The Cinemachine Rooms and their colored gizmos in the KoalaCinemachineZones demo scene
The Cinemachine Rooms and their colored gizmos in the KoalaCinemachineZones demo scene

They will let you divide your level in sections (defined by a collider, so they can be shaped and positioned however you want). When the player (or any object/layer you define) enters a zone, a camera transition will occur. What’s great is that zone setup is as automated as possible, and setting up an entire level will take only a few clicks.

You can look at the KoalaCinemachineZones demo scene for a reference of this system in 2D, and at the Colonel demo scene for an example of that in 3D. Creating a zone is very simple, here’s all you have to do :

In this example we’ll work in KoalaCinemachineZones, and for that we’ll disable all existing CinemachineZones. Feel free to adapt sizes and positions to your own context.
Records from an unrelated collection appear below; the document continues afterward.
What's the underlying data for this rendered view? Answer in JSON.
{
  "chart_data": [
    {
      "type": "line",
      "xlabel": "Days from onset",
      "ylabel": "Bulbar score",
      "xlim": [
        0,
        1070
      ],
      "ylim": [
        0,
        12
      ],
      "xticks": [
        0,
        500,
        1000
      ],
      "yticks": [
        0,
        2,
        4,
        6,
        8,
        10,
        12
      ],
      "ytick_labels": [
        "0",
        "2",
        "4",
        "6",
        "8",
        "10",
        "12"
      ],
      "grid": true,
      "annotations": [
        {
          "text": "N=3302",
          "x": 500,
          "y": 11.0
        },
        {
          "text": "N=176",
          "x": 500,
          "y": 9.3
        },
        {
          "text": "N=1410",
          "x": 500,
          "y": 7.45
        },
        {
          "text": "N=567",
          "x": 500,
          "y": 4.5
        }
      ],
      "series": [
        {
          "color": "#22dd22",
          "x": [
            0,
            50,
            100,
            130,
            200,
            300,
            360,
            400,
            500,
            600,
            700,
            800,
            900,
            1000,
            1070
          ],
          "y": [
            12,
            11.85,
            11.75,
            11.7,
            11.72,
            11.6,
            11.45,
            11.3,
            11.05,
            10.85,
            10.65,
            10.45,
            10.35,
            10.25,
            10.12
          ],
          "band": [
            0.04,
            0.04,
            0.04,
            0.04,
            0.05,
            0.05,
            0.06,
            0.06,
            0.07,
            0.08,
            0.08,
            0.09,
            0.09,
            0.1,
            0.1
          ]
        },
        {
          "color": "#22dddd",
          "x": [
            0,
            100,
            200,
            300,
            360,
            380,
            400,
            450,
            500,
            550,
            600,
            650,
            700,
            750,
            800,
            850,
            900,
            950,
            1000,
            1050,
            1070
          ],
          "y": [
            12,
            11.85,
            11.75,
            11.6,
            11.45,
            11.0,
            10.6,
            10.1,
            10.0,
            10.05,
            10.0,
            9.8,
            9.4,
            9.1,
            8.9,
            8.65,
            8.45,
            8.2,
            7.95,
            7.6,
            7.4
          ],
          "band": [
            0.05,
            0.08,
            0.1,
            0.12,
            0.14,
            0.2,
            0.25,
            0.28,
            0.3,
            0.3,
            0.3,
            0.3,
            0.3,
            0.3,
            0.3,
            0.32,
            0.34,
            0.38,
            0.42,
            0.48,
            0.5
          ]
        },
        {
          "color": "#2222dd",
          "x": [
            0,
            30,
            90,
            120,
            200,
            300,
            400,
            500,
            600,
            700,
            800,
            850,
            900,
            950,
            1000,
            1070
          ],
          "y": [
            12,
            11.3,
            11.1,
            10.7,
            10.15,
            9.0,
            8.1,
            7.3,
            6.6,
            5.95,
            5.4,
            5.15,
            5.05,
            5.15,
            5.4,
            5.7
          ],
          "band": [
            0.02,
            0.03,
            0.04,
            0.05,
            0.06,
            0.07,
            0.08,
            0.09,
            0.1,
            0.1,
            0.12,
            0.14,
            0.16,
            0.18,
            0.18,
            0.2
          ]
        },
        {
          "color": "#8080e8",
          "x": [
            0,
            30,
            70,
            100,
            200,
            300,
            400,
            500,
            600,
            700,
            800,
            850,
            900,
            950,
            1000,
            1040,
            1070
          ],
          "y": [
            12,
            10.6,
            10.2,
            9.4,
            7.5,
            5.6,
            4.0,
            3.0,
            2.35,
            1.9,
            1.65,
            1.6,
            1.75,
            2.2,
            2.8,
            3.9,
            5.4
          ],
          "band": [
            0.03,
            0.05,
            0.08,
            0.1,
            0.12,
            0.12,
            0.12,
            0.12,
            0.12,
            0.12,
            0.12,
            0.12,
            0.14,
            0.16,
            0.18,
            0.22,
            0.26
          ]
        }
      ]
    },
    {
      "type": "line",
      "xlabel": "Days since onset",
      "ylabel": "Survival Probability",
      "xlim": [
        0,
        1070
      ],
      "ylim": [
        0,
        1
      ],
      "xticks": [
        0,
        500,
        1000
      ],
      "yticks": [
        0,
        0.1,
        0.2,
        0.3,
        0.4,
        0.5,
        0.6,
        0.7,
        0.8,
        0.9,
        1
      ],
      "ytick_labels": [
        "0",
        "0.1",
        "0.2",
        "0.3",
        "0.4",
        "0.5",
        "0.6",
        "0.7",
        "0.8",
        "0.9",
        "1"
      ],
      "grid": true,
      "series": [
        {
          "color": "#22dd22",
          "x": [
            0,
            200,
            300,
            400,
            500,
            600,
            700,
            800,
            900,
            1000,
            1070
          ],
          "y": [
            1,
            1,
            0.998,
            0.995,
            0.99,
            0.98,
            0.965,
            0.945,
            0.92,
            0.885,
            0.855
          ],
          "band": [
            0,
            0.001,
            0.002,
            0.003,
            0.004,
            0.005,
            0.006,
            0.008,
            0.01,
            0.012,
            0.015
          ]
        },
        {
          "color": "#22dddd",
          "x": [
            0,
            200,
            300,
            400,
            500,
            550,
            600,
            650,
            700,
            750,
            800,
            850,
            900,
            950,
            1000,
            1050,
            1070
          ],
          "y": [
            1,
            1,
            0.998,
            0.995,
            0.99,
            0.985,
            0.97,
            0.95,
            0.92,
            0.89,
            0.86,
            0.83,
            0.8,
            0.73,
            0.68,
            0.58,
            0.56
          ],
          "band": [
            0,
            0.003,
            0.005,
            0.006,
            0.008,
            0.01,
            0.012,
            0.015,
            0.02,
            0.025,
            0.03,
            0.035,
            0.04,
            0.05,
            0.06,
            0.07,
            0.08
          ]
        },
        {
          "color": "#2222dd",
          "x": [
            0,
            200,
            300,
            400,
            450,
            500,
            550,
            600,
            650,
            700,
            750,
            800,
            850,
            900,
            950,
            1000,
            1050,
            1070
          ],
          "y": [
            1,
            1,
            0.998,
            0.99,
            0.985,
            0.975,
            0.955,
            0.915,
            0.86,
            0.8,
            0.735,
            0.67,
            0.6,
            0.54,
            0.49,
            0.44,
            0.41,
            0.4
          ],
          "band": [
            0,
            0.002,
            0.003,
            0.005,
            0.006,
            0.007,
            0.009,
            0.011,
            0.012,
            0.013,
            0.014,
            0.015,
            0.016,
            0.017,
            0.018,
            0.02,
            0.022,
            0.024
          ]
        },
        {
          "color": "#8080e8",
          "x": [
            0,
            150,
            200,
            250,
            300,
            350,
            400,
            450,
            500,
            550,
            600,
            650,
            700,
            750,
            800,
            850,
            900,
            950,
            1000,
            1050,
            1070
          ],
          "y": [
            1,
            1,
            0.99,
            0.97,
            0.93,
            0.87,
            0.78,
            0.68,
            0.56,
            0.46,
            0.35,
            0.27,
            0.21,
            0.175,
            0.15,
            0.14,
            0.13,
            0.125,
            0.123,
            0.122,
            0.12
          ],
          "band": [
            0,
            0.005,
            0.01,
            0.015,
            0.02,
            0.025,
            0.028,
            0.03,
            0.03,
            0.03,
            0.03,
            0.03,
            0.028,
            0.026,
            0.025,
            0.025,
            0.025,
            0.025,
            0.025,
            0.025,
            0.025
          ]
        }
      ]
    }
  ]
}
  • open the KoalaCinemachineZones demo scene
  • select the CinemachineZones object in its hierarchy and disable it
  • create a new empty gameobject, name it MyZone1, position it at -15,-4,0
  • add a BoxCollider2D to it, set its size to 32,32
  • add a TopDownCinemachineZone2D to it, set CameraStartsActive:true
  • under the KoalaCameras node in the hierarchy, you’ll find a “CM vcam1” object. Make a copy of it, and move it under the MyZone1 object, rename it VirtualCamera, and enable it (it should have been disabled when you copied it)
  • drag the VirtualCamera object into MyZone1’s TopDownCinemachineZone2D’s Virtual Camera slot, and in the TriggerMask dropdown, select Player as we want the zone to activate when the player enters it. Set SetupConfinerOnStart:true.
  • press play, your camera will now be confined to that zone
  • exit play mode, and duplicate MyZone1, name the new object MyZone2, move it to 15,-4,0, set CameraStartsActive:false on it
  • that’s it you’ve setup your first two rooms, congrats!
  • notice at the bottom of each zone’s inspector you can change the zone’s gizmo color, pick one you like
  • you can now add more zones to cover your whole level, position them however you like
  • if you want to tweak camera transitions between zones, that’ll be on the CinemachineBrain on your camera (in this case the Regular Camera object under MinimalCameraRig). You’ll want to change the DefaultBlend and its associated duration.
  • on each virtual camera you can have completely different settings, feel free to experiment with that!